At Wed Apr 11, 07:34:00 PM, Anonymous Anonymous said...

"I know because I was one of them."

Sure.

 
At Wed May 16, 07:24:00 PM, Blogger Boris Yeltsin said...

II: I love your passion and your ability to get it across. You're a phenominal writer and photographer.

There is something I disagree with you on: this global warming thing.

I'm just trying to be objective here: doesn't the earth go through times where it's pretty much a tropical environment from pole-to-pole (like the dinosaur ages: where were the "polluting" cars, then?) then the cycle completes by going to an ice age, then back to temperate climates?

Hasn't this been the pattern over the billions and billions of years scientists say the earth has been around? Doesn't the earth's enviroment always go temperate, tropical, ice and cycle through?

If so, what's the problem?

This stuff's been going on for quite some time now - without SUVs or Americans or whatever else is blamed on something that I think is just a natural cycle.

 
At Thu May 17, 11:44:00 AM, Blogger Boris Yeltsin said...

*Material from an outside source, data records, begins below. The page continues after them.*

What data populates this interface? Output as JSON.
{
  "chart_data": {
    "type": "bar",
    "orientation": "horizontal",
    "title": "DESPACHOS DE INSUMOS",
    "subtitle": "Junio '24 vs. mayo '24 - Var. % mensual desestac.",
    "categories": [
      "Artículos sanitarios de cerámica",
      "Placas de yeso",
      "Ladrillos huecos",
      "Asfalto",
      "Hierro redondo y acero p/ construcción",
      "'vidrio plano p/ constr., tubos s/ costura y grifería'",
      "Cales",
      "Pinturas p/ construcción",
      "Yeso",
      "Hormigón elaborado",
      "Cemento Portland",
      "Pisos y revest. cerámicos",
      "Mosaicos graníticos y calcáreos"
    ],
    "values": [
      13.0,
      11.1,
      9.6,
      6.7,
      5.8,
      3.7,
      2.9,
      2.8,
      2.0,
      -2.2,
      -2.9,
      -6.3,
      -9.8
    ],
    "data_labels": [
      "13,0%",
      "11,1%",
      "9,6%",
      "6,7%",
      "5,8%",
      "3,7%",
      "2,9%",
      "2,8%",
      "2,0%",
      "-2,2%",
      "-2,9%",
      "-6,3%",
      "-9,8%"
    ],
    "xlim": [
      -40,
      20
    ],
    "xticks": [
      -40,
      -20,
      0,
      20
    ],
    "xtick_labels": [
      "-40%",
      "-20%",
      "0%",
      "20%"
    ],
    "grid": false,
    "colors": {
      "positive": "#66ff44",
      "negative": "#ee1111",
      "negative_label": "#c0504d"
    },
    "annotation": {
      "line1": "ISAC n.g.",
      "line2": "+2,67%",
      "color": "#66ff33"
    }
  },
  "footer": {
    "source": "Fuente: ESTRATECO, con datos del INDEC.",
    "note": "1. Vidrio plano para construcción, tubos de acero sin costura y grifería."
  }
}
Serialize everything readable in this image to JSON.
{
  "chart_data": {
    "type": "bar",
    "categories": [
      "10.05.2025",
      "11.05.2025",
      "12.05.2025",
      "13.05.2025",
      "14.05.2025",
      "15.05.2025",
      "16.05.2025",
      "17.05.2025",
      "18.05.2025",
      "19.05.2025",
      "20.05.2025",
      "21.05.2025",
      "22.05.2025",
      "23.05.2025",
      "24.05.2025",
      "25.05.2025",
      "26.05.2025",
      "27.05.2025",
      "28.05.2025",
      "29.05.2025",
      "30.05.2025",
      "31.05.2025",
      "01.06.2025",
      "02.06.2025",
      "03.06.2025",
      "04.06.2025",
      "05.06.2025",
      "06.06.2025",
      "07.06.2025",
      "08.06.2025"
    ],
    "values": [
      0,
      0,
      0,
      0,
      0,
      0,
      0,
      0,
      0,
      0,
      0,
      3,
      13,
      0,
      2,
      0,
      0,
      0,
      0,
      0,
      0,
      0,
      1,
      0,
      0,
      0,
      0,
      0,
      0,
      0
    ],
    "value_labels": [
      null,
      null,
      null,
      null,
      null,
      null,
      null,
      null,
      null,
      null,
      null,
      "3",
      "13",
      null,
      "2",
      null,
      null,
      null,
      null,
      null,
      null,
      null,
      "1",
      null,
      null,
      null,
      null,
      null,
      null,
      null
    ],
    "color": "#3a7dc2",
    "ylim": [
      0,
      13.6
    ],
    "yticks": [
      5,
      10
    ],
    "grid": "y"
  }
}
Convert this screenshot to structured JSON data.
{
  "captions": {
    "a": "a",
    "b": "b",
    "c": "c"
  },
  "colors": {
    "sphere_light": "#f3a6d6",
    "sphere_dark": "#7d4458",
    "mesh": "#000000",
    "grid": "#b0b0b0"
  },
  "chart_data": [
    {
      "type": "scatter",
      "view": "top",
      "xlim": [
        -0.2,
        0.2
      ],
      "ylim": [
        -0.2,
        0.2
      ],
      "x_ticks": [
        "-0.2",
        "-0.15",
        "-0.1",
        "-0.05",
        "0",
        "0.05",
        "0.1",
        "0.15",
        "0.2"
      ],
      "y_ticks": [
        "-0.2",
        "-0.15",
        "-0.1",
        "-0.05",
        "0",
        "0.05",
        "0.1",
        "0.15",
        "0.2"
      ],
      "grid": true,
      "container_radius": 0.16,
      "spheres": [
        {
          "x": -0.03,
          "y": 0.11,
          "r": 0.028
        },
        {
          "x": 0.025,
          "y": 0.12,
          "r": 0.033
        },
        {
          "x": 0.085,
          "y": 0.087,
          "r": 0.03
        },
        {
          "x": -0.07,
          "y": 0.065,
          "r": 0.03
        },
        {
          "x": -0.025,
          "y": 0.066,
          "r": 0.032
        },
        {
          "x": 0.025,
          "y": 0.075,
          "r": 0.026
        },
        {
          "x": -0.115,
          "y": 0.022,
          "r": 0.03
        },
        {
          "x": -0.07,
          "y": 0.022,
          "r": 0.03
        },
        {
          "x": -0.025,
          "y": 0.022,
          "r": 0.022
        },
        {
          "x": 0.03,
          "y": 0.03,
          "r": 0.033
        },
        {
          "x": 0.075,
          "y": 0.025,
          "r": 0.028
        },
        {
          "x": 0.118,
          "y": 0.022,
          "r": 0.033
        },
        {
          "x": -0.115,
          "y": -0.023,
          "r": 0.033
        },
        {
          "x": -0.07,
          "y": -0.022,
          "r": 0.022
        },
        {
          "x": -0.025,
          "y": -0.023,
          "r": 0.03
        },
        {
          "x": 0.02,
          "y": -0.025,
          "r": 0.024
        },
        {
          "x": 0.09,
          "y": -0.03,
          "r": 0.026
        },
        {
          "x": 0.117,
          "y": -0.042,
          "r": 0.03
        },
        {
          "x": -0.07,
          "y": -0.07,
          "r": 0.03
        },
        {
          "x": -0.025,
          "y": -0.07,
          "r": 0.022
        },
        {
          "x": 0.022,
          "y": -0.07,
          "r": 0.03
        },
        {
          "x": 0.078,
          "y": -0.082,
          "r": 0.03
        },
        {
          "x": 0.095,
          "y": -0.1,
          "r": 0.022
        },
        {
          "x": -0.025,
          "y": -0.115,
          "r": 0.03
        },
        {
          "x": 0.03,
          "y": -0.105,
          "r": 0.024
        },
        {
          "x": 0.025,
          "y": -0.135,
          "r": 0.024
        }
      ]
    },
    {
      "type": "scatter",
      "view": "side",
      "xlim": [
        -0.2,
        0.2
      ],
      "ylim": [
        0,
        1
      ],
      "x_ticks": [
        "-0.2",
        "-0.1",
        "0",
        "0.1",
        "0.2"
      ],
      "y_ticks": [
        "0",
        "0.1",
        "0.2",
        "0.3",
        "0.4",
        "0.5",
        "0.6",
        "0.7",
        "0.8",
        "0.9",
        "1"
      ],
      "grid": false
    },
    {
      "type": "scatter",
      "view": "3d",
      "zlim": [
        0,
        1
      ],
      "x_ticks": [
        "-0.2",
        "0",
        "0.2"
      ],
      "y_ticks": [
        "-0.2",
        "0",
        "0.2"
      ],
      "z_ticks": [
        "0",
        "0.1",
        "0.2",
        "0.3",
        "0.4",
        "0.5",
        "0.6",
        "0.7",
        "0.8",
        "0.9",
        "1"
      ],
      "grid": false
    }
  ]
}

Sorry - I thought I was still on II's blog. You're a good writer too.

 
At Sat Jan 12, 12:25:00 PM, Blogger Allie Wojtaszek said...

Sigh. I love it when people dismiss "Global Warming" as a natural cycle of events, asking "what's the problem?"

The base problem is, that in the past times when the earth has gone through global warming, many species died out and yes, the world did ultimately manage to correct itself - but it took millions of years to do so.

In the past there has never been a warming period with the rate of warming quite like the one we are in right now. Additionally, there has never been so many humans dependant on being able to grow/raise food and drink water. And that is the real problem - survival - no matter what the causes of it are. When you are hungry and thirsty and you can't feed your family - will it matter what or who was/is causing the "Global Warming"?

And IF humans are contributing to the period of global warming, which we most certainly are since we live in a closed world eco-system, doesn't it make sense to make changes to alleviate our impact and perhaps address and evaluate any natural causes there might be so we can try to reduce that as well?

I have heard a lot of people who think Science will save us. Science can't save us if we all want to bury our heads in the sand. Science has always been a collective activity.

Survival belongs to those who can (and will) adapt.